Add a Promo Code Box to Checkout
Some coupon affiliate sites will automatically apply the promo code when visitors click through to your site. However, sometimes customers simply search on these sites and then return to your site to type in the promo code themselves. In that case, you want to make it as easy as possible for your site visitors to use their promo codes when they reach your site.
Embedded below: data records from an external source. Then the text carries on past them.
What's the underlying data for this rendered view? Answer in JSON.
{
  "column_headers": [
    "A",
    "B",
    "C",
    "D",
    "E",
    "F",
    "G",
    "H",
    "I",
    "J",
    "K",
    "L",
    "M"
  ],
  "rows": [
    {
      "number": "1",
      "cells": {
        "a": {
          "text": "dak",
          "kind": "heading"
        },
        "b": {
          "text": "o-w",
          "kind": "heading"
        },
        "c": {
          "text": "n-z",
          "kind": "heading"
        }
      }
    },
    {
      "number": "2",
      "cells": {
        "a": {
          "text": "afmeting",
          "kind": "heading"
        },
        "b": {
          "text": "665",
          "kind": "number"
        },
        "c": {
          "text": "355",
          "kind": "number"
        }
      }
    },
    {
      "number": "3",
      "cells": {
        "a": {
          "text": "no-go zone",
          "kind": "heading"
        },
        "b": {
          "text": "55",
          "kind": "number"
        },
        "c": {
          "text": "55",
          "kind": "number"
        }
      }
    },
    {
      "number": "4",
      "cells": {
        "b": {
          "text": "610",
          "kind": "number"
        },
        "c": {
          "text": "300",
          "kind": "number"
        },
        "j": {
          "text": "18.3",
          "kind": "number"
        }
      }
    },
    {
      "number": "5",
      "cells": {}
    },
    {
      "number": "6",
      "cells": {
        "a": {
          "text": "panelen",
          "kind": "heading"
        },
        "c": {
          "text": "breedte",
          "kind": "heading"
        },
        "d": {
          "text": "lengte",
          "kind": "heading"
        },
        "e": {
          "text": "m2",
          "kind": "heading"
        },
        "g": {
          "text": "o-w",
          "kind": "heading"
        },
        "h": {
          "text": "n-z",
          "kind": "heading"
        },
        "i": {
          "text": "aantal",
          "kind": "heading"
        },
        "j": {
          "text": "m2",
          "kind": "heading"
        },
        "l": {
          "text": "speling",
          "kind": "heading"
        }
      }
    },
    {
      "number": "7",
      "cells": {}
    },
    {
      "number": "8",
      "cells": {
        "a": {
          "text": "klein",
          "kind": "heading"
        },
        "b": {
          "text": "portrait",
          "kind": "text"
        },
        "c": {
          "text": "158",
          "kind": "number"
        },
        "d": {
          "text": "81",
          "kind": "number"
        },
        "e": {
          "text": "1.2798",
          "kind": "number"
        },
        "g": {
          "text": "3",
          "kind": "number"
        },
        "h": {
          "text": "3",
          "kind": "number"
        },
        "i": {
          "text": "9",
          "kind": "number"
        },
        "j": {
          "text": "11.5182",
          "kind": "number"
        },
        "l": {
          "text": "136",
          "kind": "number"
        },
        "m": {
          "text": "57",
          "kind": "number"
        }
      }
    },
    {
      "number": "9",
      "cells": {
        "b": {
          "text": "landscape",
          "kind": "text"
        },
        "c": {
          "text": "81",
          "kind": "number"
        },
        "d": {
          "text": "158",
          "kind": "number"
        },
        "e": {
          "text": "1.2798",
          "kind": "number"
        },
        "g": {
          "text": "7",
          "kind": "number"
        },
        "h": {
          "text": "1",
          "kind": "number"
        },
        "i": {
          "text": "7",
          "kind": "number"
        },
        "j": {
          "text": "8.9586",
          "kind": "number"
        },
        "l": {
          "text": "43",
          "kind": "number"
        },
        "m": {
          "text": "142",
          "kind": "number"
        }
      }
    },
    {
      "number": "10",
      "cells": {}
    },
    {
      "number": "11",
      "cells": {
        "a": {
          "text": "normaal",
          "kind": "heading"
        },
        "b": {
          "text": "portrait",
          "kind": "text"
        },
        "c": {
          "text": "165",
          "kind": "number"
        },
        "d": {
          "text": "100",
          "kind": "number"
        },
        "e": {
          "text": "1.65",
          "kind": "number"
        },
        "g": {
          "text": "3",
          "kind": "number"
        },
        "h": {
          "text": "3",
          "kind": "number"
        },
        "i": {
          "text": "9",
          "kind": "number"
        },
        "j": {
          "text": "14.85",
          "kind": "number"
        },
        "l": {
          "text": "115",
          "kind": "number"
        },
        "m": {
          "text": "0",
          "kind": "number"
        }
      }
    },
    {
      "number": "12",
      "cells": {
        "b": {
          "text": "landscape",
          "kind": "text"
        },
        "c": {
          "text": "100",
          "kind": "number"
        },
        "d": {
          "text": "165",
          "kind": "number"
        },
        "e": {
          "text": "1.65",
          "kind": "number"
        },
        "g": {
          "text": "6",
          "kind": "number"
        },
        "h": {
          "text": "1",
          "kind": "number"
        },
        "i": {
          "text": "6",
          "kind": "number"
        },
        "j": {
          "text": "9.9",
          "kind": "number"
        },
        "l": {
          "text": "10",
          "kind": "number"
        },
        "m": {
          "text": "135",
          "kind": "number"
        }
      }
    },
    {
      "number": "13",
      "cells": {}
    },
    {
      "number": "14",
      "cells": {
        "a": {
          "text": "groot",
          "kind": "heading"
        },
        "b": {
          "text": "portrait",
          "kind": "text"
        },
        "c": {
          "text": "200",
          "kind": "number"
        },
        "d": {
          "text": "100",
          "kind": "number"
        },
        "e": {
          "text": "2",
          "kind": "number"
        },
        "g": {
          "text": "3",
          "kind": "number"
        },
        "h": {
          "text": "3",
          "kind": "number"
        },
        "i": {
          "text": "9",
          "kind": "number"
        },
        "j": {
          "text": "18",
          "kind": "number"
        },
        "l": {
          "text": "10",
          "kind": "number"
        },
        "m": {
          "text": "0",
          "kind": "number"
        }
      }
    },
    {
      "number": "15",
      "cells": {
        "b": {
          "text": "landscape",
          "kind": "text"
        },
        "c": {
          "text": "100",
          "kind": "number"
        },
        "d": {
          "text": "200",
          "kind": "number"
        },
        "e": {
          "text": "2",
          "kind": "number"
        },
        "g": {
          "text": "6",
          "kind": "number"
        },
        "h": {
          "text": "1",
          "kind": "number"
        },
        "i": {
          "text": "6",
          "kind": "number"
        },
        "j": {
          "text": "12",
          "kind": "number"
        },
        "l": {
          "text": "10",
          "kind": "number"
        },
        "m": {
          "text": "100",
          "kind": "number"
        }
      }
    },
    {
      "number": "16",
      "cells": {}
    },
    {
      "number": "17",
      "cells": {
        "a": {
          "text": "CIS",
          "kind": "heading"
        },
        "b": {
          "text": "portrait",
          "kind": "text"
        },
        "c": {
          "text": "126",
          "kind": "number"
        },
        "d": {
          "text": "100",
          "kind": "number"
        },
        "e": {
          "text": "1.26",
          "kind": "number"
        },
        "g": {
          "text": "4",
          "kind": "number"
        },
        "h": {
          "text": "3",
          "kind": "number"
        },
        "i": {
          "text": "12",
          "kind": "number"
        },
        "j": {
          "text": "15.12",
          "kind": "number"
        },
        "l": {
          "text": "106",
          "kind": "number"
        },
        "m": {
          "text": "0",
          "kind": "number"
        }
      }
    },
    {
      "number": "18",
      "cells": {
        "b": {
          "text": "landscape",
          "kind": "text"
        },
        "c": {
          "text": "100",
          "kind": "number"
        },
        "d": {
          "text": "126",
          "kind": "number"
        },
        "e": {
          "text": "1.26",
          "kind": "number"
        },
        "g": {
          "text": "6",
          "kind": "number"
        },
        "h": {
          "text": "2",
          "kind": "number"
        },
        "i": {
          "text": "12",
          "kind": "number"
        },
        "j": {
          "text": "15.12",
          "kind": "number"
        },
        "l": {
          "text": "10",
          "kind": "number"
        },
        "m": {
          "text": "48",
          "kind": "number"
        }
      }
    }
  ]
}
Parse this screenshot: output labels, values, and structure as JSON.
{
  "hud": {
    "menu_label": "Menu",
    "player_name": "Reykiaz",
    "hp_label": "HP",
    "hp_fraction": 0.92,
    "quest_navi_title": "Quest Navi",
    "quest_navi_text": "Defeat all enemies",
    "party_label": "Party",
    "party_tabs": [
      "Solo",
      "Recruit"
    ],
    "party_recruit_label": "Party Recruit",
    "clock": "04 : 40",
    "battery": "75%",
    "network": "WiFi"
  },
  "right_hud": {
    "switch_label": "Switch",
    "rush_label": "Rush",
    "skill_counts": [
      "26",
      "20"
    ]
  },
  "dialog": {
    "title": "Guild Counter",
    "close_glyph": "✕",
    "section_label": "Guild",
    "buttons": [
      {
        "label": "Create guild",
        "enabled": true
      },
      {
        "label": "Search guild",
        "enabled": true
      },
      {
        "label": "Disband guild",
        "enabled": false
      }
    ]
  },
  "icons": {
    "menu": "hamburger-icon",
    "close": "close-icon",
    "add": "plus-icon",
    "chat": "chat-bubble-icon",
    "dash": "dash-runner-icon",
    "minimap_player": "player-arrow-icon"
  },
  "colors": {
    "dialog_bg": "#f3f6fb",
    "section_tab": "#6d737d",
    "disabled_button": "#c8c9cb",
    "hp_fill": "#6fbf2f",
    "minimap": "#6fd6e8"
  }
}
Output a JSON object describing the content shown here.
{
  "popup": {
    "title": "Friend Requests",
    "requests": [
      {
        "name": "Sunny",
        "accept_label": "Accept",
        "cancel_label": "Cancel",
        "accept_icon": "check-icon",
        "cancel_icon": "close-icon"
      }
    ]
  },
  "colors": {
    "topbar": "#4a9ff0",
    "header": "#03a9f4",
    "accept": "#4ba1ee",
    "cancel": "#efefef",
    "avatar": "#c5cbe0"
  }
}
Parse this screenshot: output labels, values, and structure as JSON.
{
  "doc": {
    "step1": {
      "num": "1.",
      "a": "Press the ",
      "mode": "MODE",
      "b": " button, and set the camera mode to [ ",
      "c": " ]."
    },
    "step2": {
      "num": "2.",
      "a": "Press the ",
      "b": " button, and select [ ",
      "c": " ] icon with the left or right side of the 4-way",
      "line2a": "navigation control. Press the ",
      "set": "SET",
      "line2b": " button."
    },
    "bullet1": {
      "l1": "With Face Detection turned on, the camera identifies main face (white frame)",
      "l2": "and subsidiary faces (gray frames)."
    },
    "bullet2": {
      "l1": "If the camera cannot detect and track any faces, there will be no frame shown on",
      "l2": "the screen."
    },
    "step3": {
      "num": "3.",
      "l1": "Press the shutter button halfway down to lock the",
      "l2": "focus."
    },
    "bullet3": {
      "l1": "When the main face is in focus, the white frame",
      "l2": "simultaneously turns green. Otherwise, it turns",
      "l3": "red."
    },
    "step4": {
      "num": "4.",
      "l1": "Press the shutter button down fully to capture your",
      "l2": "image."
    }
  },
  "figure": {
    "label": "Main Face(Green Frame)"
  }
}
Be aware that by adding a promo code box to your checkout, you may encourage some customers to bounce, go search for coupons, and return. Like deciding which coupons you want to offer in the first place, this is another strategic decision your team will need to make.
Work With Influencers
You’re launching an affiliate program because you’re looking for new ways to position your brand in front of customers. Incorporate influencer marketing into your affiliate program for amplified results.
Influencers promote brands in a way that feels much more genuine to their fans. While a coupon site simply highlights your brand’s latest discounts, an influencer promotes your brand discount alongside a recommendation that feels authentic.
Online influencer marketplaces like Dealspotr quickly connect brands with thousands of micro-influencers. As the brand, all you have to do is list your current deals and promotions, and influencers will be able to apply to promote them for you.
Promote your coupons, reach more customers—it’s time for your ecommerce brand to get started with coupon affiliate sites. Define your coupons, search for coupon affiliate sites relevant to your brand, and watch the customers roll in.